Cada um é como cada qual. Cristiano Ronaldo festejou a transferência para o Real Madrid em Los Angeles. Na companhia de Paris Hilton e a discutir as cores da sua roupa. "Qual é o mal em vestir-me de rosa?". Kaká passou a noite ligado à internet a pesquisar quem era Manuel Pellegrini, o homem que o vai treinar no Real. "Não sabia que tinha sido campeão na Argentina [torneio Clausura, em 2003]."
Ronaldo e Kaká são gémeos falsos dentro de campo: embora ocupem posições distintas são ambos altos, esguios, rápidos, talentosos, eficazes, constantes e pagos principescamente. Mas não podiam ser mais diferentes fora dele. A começar por aquilo que fazem ao dinheiro. Que não é pouco: vão receber 9 milhões de euros/ano ao serviço dos merengues. Dois egos, dois vencedores, com passados e contextos opostos a conviver na mesma equipa.
POP E CLÁSSICO Ao português, são muitas creditadas extravagâncias no horário pós-laboral. Carros de luxo, noitadas loucas, viagens a Los Angeles, Miami, Maiorca ou Sardenha fazem parte do seu roteiro de férias. Sempre acompanhado desta ou daquela beldade. Sempre perseguido pelos paparazzi ou por histórias de assédios ou escândalos sexuais. Ronaldo é uma estrela pop, como Beckham, mas com uma "pequena" vantagem sobre o inglês. Best, lenda do Manchester United, separou o trigo do joio: "Têm aparecido jogadores descritos como o novo Best. Com Ronaldo sinto-me lisonjeado pela comparação"; "Ele [Beckham] não sabe chutar de pé esquerdo, cabecear e nem marca muitos golos. Tirando isso, não é mau."

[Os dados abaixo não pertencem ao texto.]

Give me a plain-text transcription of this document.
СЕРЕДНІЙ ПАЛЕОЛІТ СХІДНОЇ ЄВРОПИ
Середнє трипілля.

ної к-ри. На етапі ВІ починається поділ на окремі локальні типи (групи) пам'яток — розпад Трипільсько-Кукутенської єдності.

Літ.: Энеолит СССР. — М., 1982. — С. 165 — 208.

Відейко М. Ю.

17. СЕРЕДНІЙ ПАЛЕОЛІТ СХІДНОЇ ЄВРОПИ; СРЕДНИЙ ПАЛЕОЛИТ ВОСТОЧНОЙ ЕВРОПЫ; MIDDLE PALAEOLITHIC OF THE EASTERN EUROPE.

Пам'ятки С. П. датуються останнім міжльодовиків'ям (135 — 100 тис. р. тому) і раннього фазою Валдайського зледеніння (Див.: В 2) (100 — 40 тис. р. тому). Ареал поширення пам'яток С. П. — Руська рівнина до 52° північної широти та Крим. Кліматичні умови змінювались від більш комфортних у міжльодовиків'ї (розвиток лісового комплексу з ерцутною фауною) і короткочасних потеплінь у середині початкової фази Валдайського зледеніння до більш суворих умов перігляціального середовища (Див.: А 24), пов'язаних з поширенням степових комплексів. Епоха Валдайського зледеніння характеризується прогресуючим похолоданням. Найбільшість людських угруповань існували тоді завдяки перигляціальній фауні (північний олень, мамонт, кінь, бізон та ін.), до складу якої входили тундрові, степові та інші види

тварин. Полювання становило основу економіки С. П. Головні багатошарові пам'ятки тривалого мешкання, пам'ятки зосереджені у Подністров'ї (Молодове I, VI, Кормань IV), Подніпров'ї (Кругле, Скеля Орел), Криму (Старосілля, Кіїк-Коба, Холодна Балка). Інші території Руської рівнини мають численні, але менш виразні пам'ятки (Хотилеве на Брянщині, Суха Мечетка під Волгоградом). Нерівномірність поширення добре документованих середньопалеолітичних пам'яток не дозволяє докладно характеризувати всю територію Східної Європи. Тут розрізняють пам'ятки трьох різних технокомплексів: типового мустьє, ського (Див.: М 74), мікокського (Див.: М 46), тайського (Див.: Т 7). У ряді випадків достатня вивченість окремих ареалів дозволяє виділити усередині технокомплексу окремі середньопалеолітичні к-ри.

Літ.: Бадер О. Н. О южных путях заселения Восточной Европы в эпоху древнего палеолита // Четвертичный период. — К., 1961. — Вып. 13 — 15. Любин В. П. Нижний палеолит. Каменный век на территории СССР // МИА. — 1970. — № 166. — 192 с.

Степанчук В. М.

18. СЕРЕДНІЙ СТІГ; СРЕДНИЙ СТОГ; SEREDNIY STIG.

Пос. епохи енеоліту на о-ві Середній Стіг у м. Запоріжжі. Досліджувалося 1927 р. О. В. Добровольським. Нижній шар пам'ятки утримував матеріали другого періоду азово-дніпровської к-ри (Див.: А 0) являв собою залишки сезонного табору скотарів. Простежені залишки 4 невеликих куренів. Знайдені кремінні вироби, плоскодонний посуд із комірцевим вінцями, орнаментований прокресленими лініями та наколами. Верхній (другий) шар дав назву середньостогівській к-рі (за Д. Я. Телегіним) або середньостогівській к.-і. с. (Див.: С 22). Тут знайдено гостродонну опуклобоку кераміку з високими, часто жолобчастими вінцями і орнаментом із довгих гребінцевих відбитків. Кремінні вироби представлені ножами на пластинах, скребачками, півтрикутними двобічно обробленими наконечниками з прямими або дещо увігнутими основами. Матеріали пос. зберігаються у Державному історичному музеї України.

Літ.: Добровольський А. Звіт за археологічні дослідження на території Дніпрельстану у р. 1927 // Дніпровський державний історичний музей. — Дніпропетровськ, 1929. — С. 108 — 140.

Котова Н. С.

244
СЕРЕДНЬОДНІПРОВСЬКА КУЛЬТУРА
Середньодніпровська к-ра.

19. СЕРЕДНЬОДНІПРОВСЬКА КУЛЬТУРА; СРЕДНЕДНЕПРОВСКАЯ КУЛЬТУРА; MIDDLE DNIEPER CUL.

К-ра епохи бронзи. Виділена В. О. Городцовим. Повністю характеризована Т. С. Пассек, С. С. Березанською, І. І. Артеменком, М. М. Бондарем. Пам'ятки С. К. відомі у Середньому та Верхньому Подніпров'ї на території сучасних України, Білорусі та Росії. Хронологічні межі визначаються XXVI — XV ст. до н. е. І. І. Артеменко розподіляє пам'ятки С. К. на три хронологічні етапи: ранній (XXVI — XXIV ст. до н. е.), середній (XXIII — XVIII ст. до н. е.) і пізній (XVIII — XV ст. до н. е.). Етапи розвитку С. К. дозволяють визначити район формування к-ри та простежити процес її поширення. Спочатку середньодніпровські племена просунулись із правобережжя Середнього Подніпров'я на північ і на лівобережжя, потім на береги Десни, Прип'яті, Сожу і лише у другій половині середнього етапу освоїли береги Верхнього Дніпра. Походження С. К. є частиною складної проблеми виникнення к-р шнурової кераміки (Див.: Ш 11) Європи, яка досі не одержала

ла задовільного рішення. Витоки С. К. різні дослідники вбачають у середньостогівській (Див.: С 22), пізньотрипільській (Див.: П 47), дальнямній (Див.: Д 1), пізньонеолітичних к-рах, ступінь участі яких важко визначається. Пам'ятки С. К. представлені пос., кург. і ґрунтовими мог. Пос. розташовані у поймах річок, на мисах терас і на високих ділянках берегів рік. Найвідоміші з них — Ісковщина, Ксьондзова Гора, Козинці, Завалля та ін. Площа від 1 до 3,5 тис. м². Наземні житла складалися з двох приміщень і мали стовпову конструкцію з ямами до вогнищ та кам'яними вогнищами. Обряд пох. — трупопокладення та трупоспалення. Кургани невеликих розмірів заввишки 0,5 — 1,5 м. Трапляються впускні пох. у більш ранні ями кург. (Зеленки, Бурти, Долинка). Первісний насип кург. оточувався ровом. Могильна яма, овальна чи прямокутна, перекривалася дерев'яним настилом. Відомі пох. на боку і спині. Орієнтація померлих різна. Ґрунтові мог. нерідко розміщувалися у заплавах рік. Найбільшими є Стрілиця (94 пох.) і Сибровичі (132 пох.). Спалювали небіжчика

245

Kaká é a antítese de Ronaldo. Garante ter casado virgem com Caroline, a namorada de sempre, também ela imaculada até à noite de núpcias. Agora, é pai. Diz que escolheu a via da abstinência por Deus. "Vivo segundo os preceitos da Bíblia." Ronaldo, o namoradeiro, usa terços para dar sorte; Kaká veste t-shirt "I belong to Jesus." E tem um estilo clássico, sóbrio, sem brincos, gel ou adereços. É um menino-bem, nascido na classe alta brasileira.
RICOS E POBRES Ao contrário de Ronaldo que cresceu numa das zonas mais problemáticas da Madeira - Bairro de Santo António. O pai, José Diniz, era técnico de equipamentos do Andorinha onde Ronaldo deu os primeiros remates; a mãe, Dolores, cuidava da lida da casa. É a velha história do menino pobre que se tornou rico no futebol.
Kaká, por sua vez, é filho de Bosco, um engenheiro civil de recursos, e Simone, uma professora. A família mudou-se de Brasilia para São Paulo e era na sua casa imponente que os Leite serviam um lanche a toda a equipa de juniores do São Paulo (clube). Kaká contrariou a regra: ultrapassou o estigma do "berço de ouro" para se tornar um dos melhores do Mundo.